Ce matin, Aliou Bah, président du parti Mouvement Démocratique Libéral (MoDeL), a comparu devant le Tribunal de Première Instance de Kaloum. Il est poursuivi pour offense au Chef de l’État et diffamation, des accusations qui suscitent un vif intérêt au sein de l’opinion publique et des milieux politiques guinéens.

Les faits reprochés

Aliou Bah est accusé d’avoir tenu des propos jugés offensants et diffamatoires à l’égard du Chef de l’État lors d’une récente déclaration publique. Selon les plaignants, ses mots auraient dépassé le cadre de la critique politique pour s’inscrire dans une logique d’attaque personnelle et d’atteinte à l’image de la plus haute autorité du pays.

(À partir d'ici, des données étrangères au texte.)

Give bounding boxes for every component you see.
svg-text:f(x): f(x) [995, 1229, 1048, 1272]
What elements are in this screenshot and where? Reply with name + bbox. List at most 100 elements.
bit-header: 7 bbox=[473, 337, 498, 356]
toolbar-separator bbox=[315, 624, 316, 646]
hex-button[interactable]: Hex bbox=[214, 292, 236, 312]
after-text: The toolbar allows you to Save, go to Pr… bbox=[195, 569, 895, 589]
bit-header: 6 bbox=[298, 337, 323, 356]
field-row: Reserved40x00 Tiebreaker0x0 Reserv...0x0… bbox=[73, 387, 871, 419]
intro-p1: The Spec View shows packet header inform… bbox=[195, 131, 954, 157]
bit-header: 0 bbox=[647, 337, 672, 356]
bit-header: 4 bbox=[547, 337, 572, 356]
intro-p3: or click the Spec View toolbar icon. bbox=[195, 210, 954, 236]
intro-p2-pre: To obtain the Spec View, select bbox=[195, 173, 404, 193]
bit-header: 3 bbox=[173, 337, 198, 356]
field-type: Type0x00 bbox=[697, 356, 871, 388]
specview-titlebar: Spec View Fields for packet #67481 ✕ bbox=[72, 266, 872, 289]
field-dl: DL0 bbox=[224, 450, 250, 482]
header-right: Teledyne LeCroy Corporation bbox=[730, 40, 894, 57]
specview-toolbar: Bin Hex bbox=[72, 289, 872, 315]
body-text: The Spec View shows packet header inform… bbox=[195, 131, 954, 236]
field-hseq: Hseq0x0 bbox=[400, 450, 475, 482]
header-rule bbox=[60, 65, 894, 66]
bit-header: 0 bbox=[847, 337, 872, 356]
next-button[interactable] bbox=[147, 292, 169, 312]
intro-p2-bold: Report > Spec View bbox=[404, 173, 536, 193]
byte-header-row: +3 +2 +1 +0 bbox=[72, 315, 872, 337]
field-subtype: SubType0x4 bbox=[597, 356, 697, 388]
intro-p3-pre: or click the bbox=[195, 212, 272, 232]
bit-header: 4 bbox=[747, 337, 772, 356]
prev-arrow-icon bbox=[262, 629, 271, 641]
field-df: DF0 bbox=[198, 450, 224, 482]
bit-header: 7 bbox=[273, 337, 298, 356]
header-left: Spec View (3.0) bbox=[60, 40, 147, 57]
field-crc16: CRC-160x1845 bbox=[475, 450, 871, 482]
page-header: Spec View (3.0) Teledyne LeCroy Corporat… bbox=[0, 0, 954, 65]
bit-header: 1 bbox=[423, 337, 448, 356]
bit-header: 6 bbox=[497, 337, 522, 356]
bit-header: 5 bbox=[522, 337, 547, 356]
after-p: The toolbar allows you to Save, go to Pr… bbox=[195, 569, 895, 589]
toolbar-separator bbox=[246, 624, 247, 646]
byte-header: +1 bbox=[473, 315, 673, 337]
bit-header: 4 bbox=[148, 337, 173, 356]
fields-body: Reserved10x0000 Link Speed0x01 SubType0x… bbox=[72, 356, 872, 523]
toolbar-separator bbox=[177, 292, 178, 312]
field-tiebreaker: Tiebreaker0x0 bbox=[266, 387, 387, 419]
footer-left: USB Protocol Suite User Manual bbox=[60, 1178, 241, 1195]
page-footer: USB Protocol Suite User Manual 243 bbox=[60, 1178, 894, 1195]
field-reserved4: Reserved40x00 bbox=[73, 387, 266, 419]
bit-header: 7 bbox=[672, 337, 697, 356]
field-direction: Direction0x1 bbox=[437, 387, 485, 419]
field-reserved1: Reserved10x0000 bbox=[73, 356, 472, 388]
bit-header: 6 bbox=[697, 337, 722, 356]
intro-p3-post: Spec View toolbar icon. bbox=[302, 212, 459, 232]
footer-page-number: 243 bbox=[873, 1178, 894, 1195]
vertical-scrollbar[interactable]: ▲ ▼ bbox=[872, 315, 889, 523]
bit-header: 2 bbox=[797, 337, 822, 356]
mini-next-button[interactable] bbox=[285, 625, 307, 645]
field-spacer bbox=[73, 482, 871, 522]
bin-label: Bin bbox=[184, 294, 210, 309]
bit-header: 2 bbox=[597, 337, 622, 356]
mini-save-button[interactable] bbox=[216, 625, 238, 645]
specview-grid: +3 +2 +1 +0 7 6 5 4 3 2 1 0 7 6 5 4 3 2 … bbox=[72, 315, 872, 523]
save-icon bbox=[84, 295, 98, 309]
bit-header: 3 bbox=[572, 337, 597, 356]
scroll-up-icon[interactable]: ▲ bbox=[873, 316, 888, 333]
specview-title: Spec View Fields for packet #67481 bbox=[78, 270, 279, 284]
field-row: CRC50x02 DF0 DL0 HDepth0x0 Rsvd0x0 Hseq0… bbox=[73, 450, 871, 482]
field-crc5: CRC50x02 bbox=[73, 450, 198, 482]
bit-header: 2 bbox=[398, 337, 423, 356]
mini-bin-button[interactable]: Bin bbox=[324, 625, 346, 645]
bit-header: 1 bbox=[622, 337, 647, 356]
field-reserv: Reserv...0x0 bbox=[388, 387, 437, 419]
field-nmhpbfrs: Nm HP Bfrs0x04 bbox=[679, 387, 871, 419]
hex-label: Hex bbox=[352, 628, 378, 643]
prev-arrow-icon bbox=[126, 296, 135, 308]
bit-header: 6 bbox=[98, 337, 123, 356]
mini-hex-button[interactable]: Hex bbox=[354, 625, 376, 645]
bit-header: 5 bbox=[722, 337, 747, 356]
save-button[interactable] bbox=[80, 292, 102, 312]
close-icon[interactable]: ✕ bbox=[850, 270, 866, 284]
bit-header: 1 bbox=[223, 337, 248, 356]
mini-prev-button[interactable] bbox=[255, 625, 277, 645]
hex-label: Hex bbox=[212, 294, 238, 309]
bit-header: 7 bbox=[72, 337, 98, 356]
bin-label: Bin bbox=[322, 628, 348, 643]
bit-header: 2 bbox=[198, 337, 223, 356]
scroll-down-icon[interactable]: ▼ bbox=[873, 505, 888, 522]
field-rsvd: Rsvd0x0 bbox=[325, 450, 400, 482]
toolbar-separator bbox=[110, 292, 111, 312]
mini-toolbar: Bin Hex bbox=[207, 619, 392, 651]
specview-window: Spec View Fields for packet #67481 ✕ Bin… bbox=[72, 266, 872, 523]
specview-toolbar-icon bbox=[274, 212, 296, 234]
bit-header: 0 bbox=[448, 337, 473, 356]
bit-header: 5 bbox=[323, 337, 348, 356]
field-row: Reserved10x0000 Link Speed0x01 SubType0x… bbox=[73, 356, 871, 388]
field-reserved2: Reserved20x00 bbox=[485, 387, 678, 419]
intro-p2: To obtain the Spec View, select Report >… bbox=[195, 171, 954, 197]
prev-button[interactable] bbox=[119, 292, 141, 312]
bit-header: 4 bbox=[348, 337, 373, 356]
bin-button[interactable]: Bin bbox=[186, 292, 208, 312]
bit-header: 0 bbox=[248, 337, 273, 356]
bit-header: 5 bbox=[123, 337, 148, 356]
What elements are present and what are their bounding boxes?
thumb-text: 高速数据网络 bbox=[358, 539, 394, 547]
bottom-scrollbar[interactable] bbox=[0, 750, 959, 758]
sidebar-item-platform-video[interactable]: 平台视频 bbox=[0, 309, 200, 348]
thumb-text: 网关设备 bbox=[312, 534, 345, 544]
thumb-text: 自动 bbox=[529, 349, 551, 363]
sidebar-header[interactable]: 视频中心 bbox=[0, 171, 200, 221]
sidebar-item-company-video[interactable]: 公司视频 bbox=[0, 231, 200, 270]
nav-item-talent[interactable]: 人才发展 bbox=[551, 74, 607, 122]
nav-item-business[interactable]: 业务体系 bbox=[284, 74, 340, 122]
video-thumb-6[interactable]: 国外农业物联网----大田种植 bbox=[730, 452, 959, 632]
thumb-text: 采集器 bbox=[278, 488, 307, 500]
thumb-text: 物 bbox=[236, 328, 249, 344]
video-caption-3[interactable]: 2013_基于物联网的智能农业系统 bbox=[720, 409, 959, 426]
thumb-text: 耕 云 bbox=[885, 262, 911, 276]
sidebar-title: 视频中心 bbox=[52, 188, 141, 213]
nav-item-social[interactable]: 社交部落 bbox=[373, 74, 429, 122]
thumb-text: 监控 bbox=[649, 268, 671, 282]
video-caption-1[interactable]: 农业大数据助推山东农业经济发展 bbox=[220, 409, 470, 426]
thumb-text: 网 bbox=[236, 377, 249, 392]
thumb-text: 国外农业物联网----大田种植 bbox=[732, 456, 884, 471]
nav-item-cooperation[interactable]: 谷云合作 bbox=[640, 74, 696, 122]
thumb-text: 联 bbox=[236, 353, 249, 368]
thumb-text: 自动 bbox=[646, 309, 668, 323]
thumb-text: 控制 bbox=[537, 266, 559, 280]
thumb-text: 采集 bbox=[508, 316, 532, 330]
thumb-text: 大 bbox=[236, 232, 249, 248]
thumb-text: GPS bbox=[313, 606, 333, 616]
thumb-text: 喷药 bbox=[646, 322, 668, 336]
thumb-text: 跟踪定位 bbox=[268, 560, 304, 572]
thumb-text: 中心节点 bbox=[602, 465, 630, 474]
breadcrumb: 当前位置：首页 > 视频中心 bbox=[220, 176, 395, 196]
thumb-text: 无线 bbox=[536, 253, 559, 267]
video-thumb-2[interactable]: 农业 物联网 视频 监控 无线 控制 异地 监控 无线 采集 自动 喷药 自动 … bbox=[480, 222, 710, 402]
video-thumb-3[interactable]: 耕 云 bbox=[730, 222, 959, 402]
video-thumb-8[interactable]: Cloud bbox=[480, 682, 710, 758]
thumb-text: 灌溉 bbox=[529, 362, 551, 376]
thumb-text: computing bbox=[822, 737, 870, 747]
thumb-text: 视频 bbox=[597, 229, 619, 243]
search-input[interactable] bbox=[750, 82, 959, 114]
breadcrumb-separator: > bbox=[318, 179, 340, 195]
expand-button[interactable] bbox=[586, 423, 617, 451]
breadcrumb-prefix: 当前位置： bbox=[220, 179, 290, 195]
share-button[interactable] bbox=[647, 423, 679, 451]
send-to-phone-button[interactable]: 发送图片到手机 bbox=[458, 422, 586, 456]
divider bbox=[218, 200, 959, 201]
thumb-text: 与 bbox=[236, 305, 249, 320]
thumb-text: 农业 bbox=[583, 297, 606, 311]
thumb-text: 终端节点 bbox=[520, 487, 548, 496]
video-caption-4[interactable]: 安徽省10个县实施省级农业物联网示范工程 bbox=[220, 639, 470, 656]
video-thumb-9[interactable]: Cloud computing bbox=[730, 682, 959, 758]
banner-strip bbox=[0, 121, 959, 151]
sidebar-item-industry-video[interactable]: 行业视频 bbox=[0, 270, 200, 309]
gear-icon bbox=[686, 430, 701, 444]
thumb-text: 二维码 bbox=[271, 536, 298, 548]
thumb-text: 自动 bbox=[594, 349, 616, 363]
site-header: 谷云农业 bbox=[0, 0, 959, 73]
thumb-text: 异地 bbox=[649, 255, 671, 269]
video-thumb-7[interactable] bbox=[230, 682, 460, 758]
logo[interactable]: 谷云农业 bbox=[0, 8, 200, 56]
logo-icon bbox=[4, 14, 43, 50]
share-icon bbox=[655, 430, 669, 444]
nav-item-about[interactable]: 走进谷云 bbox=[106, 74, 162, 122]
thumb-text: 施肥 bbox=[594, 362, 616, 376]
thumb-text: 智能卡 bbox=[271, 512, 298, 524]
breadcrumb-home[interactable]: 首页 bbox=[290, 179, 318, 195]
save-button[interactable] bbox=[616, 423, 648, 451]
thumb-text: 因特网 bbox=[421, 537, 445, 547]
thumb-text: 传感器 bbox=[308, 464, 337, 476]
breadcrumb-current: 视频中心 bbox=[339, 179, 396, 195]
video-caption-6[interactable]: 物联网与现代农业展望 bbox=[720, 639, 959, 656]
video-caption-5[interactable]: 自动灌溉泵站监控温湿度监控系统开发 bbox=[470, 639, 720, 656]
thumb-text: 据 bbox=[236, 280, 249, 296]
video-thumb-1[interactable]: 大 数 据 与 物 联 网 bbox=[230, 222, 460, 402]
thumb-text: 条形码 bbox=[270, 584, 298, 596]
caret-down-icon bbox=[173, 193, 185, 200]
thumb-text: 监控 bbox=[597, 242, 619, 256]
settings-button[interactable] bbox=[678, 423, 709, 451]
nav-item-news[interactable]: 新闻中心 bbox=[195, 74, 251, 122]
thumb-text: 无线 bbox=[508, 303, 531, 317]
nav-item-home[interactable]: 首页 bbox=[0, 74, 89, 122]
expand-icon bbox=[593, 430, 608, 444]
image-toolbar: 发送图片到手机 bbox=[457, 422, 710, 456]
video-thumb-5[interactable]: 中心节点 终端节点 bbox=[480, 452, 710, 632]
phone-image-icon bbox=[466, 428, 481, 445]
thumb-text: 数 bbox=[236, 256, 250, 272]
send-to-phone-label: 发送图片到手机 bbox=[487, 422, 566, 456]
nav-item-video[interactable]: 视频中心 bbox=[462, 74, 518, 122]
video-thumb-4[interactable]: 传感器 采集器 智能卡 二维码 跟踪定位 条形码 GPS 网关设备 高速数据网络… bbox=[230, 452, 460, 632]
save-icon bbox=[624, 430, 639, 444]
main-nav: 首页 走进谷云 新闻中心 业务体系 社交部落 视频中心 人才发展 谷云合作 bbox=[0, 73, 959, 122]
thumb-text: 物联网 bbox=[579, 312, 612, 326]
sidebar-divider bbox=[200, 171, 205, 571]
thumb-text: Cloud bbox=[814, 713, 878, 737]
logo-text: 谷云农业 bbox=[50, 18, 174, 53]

Une forte mobilisation autour du tribunal

Dès les premières heures de la matinée, des militants et sympathisants du parti MoDeL se sont rassemblés aux abords du Tribunal de Kaloum pour afficher leur soutien au leader politique. Munis de pancartes et scandant des slogans en faveur de la liberté d’expression, ils dénoncent ce qu’ils considèrent comme une tentative d’intimidation politique.

La défense d’Aliou Bah

Dans une déclaration avant son entrée au tribunal, Aliou Bah a réaffirmé son engagement pour la démocratie et la liberté d’expression en Guinée. « Je reste fidèle à mes convictions et prêt à répondre devant la justice, mais je refuse de me laisser museler par des intimidations », a-t-il déclaré, visiblement serein et déterminé.

Les enjeux du procès

Ce procès dépasse le simple cadre juridique et revêt une forte dimension politique. Il pose la question de la liberté d’expression en Guinée et des limites à ne pas franchir dans le débat public. L’issue de cette affaire pourrait établir un précédent important pour les relations entre les opposants politiques et les autorités au pouvoir.

Un verdict attendu avec impatience

Le tribunal a entamé les premières auditions, et les débats promettent d’être houleux. Les avocats de la défense plaident en faveur du droit à la critique dans une démocratie, tandis que la partie plaignante exige que les propos jugés offensants soient sanctionnés conformément à la loi.

Le verdict de ce procès est très attendu, tant par les acteurs politiques que par les citoyens guinéens, qui y voient un test crucial pour l’état de droit et la liberté d’expression dans le pays.